The book added that Chinese networks, including those run by Lee as so-called friendship and fundraising groups, have become so deeply entrenched among British elites that they have ‘gone past the point of no return’.

Her elevation into high places with all the influence that brings is a far cry from Miss Lee’s difficult past. Her family emigrated to Northern Ireland in the 1970s when she was 12 and she attended a boarding school in Belfast, where she was the only Chinese girl among ‘66 Irish girls’.

Christine Lee pictured with former London mayor Ken Livingstone in 2012

Christine Lee pictured with former London mayor Ken Livingstone in 2012

An interview she gave a few years ago to the China Daily – an English-language newspaper owned by the ruling Communist Party – offers an intriguing insight into her background. ‘It is very difficult for a young girl to leave her home and her beloved grandparents and come to live in a cold place,’ she told the newspaper.

‘My English was poor and I couldn’t really communicate with the other pupils which put me in a weaker position than them. There was not a lot of physical bullying, but a lot of verbal bullying.’

She developed a habit of putting seven teaspoons of sugar into her coffee to neutralise the bitter taste but when she asked an ‘Irish girl’ one day to help her with the sugar, the girl – in an act of malice – substituted salt for sugar.

But if they thought the redoubtable Lee would recoil in surprise and dissolve into tears, they were in for a surprise: ‘The girls who were watching thought I would not drink it, but I told myself to drink the entire cup, and show them I am not weak.’ Lee is certainly not that. She teamed up with other victims of the bullies at the school to practise karate so they could protect themselves.

According to the article, it was the unfairness she experienced in her childhood that propelled her towards a legal career.

As a young lawyer, she specialised in immigration cases, helping migrants from Hong Kong settle in the UK. Over time she got involved in the lucrative world of education, advising Chinese parents how to ‘invest in their children’s education and work experience’ in the UK.

Parents with the capacity to invest £1 million in this country qualified for a visa programme that gave their children the right to not only study over here but find jobs too.

Today Lee lives with her husband, a 71-year-old British businessman called Martin Wilkes, in a £1 million house in an upmarket gated estate in the smart market town of Solihull, West Midlands, where neighbours have seen her coming and going in a Mercedes.

The couple are partners in a Midlands-based property company that rents out housing association and council properties.

But Lee’s real claim to fame, as we have seen, is the British Chinese Project. The charity she founded in 2006 not only aims to make politicians more aware of the needs of their Chinese constituents but campaigns for British-Chinese people to vote in general elections.

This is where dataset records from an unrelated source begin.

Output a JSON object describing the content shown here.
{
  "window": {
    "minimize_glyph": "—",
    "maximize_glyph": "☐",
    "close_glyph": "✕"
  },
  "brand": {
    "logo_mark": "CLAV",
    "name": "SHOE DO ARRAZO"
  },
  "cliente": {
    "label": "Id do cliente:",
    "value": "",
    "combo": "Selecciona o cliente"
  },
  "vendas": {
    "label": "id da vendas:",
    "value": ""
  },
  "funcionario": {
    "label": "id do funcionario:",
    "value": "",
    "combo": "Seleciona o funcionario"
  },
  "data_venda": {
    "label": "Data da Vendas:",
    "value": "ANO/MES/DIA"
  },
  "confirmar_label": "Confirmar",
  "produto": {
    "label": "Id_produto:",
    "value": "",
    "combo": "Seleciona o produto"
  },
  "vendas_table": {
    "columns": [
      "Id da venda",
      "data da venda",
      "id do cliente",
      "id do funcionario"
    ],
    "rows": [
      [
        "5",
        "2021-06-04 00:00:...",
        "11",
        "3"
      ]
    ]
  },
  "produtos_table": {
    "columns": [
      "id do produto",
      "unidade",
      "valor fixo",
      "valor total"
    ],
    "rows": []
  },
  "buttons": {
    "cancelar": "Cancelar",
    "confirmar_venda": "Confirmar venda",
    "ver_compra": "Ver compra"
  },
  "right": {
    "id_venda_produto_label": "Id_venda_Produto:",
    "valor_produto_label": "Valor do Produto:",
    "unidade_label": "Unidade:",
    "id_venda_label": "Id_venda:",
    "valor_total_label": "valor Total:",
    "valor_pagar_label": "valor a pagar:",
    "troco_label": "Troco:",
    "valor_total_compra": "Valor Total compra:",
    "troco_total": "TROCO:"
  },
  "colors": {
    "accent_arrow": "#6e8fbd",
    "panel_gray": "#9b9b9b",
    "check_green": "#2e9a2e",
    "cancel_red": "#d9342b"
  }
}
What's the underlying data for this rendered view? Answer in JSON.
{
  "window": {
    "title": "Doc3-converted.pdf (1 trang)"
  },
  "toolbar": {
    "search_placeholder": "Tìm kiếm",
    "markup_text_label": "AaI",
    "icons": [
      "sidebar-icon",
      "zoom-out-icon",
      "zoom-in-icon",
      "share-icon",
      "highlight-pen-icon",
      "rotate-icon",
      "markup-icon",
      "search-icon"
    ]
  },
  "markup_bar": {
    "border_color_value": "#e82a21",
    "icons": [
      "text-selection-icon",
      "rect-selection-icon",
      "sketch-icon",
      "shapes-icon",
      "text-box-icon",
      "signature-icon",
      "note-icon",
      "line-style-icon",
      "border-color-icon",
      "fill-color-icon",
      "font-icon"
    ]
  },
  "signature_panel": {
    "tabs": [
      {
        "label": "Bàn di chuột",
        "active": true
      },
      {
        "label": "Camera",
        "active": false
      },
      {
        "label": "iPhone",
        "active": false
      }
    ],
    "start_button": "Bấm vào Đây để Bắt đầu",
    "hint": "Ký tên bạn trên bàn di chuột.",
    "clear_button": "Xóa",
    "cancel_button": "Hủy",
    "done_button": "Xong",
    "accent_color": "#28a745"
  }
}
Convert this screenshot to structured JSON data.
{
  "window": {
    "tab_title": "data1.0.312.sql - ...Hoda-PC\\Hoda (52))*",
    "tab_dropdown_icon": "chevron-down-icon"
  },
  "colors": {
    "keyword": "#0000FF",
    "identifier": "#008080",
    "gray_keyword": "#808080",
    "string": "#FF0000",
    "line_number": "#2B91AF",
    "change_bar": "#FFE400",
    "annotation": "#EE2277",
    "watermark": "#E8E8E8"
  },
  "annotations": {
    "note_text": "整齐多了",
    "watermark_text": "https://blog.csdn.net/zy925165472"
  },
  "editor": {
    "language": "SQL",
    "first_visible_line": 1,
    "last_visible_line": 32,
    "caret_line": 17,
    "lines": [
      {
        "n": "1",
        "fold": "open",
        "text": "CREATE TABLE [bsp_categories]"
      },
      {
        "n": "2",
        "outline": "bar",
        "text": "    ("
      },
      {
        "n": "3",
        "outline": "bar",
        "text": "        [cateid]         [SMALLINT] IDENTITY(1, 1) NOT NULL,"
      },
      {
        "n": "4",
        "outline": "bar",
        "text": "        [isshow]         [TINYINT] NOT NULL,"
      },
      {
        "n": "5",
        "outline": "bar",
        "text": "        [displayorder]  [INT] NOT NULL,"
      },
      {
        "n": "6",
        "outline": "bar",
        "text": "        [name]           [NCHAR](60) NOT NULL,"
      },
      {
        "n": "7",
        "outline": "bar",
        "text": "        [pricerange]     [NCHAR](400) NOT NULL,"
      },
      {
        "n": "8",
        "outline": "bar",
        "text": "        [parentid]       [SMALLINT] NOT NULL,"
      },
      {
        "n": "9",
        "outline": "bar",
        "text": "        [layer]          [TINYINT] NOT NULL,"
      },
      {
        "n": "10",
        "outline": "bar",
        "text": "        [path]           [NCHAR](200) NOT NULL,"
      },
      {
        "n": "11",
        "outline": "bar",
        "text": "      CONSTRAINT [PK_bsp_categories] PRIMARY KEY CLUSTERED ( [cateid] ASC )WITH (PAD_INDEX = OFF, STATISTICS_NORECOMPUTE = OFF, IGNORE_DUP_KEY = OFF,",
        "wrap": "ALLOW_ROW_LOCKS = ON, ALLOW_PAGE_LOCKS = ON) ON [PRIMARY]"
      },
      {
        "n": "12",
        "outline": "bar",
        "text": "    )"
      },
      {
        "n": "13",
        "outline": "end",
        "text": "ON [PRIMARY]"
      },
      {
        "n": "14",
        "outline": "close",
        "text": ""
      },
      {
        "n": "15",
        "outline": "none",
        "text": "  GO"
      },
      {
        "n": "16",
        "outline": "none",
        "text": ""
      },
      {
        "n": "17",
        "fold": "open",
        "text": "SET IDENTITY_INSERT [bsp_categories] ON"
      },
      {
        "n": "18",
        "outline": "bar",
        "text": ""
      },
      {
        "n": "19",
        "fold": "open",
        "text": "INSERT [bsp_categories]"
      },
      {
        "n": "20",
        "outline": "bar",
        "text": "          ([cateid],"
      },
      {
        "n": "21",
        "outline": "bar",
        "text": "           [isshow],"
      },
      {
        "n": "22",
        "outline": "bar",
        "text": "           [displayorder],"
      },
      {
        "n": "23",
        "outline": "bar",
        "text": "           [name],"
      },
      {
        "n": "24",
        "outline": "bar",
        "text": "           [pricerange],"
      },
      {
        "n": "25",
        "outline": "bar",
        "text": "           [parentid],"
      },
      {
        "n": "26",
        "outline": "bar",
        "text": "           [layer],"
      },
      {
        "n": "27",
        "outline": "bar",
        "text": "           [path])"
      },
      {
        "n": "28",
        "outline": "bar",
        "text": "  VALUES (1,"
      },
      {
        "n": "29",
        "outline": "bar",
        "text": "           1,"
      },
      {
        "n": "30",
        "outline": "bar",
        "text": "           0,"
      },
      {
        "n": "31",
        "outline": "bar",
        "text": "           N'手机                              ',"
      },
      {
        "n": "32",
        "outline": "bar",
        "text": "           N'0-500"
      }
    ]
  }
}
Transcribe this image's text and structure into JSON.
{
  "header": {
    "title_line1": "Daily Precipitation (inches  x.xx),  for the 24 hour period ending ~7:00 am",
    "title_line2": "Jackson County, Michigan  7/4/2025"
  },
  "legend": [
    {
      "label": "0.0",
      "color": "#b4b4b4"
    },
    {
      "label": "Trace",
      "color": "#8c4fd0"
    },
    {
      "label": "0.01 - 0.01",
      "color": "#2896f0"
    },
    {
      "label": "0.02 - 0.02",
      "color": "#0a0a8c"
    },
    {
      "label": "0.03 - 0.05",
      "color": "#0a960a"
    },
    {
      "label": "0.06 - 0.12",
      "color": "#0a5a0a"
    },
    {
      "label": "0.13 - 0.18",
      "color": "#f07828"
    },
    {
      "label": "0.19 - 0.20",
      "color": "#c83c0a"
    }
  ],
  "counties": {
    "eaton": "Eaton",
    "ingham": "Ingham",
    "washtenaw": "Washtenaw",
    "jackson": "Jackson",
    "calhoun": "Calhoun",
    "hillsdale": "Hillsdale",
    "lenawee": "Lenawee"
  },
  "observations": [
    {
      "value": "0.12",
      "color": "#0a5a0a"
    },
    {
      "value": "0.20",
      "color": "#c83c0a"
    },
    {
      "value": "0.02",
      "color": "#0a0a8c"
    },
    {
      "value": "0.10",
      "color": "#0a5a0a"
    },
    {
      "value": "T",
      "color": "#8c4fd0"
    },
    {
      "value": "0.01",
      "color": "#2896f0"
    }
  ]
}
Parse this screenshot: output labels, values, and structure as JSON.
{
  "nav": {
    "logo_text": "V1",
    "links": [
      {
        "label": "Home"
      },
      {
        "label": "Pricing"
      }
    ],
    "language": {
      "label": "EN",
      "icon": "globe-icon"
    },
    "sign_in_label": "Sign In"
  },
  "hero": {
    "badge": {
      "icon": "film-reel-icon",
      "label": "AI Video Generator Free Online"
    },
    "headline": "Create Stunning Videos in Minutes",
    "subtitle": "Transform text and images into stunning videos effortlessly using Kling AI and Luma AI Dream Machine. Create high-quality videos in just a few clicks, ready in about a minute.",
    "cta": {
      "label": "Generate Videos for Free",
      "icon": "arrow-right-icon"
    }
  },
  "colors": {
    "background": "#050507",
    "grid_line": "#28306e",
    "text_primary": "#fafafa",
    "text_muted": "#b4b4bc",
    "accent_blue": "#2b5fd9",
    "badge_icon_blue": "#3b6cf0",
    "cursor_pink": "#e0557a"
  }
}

It was her success in promoting this ostensibly worthy cause that earned Lee that ‘Points of Light’ award from Mrs May in January 2019. ‘I am humbled that it relates to our work for the well-being of the British-Chinese community,’ she said at the time.

Now we know that this was not the entire truth. Her good works provided her with a passport to the upper echelons of British society and enabled her to spy on them for an increasingly sinister foreign power.